Brewer's: Serpent

An attribute of St. Cecilia, St. Euphemia, and many other saints, either because they trampled on Satan, or because they miraculously cleared some country of such reptiles. (See Dagon.)

Serpent, in Christian art,
figures in Páadise as the tempter.

The brazen serpent gave newness of life to those who were bitten by the fiery dragons and raised their eyes to this symbol. (Numb. xxi. 8.)

It is generally placed under the feet of the Virgin, in allusion to the promise made to Eve after the fall. (Gen. iii. 15.)

Satan is called the great serpent because under the form of a serpent he tempted Eve. (Rev. xii. 9.) It is rather strange that, in Hindu mythology, hell is called Narac (the region of serpents). (Sir W. Jones.)

Serpent metamorphoses.
Cadmos and his wife Harmonia were by Zeus converted into serpents and removed to Elysium. Esculapius, god of Epidau'. ros, assumed the form of a serpent when he appeared at Rome during a pestilence. Therefore is it that the goddess of Health bears in her hand a serpent.
O wave, Hygeia, o'er Britannia's throne Thy serpent-wand, and mark it for thine own.

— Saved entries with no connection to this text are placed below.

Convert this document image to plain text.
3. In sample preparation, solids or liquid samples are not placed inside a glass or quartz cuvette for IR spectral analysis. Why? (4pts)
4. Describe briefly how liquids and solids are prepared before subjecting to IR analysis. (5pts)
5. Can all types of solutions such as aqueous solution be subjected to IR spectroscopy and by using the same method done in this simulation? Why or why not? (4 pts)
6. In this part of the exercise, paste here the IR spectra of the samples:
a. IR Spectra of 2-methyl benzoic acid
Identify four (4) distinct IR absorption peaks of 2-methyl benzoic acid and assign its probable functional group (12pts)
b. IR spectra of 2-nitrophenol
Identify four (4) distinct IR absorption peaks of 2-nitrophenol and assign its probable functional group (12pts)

Darwin: Economy of Vegetation, iv.

Jupiter Ammon appeared to Olympia in the form of a serpent, and became the father of Alexander the Great.

When glides a silver serpent, treacherous guest! And fair Olympia folds him to her breast.

Darwin: Economy of Vegetation, i. 2.

Jupiter Capitolinus, in a similar form, became the father of Scipio Africanus.

The serpent is emblematical

(1) Of wisdom. “Be ye therefore wise as serpents, and harmless as doves” (Matt. x. 16). (2) Of subtilty. “Now the serpent was more subtil than any beast of the field” (Gen. iii. 1). It is said that the cerastes hides in sand that it may bite the horse's foot and get the rider thrown. In allusion to this belief, Jacob says, “Dan shall be ... an adder in the path, that biteth the horse's heels, so that his rider shall fall backward” (Gen. xlix. 17).

It is said that serpents, when attacked, swallow their young, and eject them again on reaching a place of safety.

Thomas Lodge says that people called Sauveurs have St. Catherine's wheel in the palate of their mouths, and therefore can heal the sting of serpents.

The Bible also tells us that it stops up its ears that it may not be charmed by the charmer. (Ps. lviii. 4.)

The serpent is symbolical
(1) Of deity, because, says Plutarch, “it feeds upon its own body; even so all things spring from God, and will be resolved into deity again.” (De Iside et Osiride, i. 2, p. 5; and Philo Byblius.)

(2) Of eternity, as a corollary of the former. It is represented as forming a circle and holding its tail in its mouth.

(3) Of renovation. It is said that “the serpent, when it is old, has the power of growing young again `like the eagle,” by casting its slough, which is done by squeezing itself between two rocks.

(4) Of guardian spirits. It was thus employed by the ancient Greeks and Romans, and not unfrequently the figure of a serpent was depicted on their altars.

In the temple of Athen'a at Athens, a serpent was kept in a cage, and called “the Guardian Spirit of the Temple.” This serpent was supposed to be animated by the soul of Ericthonius.

To cherish a serpent in your bosom.
To show kindness to one who proves ungrateful. The Greeks say that a husbandman found a serpent's egg, which he put into his bosom. The egg was hatched by the warmth, and the young serpent stung its benefactor.
Therefore think him as a serpent's egg Which, hatched, would (as his kind) grow dangerous.

Shakespeare: Julius Coesar, ii. 1.

Their ears have been serpent-licked.
They have the gift of foreseeing events, the power of seeing into futurity. This is a Greek superstition. It is said that Cassandra and Helenus were gifted with the power of prophecy, because serpents licked their ears while sleeping in the temple of Apollo.

The seed of the woman shall bruise the serpent's head
(Gen. iii. 15). The serpent bruised the heel of man; but Christ, the “seed of the woman,” bruised the serpent's head.

Serpent's food.
Fennel is said to be the favourite food of serpents, with the juice of which it restores its sight when dim.

Serpents.
Brazilian wood is a panacea against the bite of serpents. The Countess of Salisbury, in the reign of James I., had a bedstead made of this wood, and on it is the legend of “Honi soit qui mal y pense.”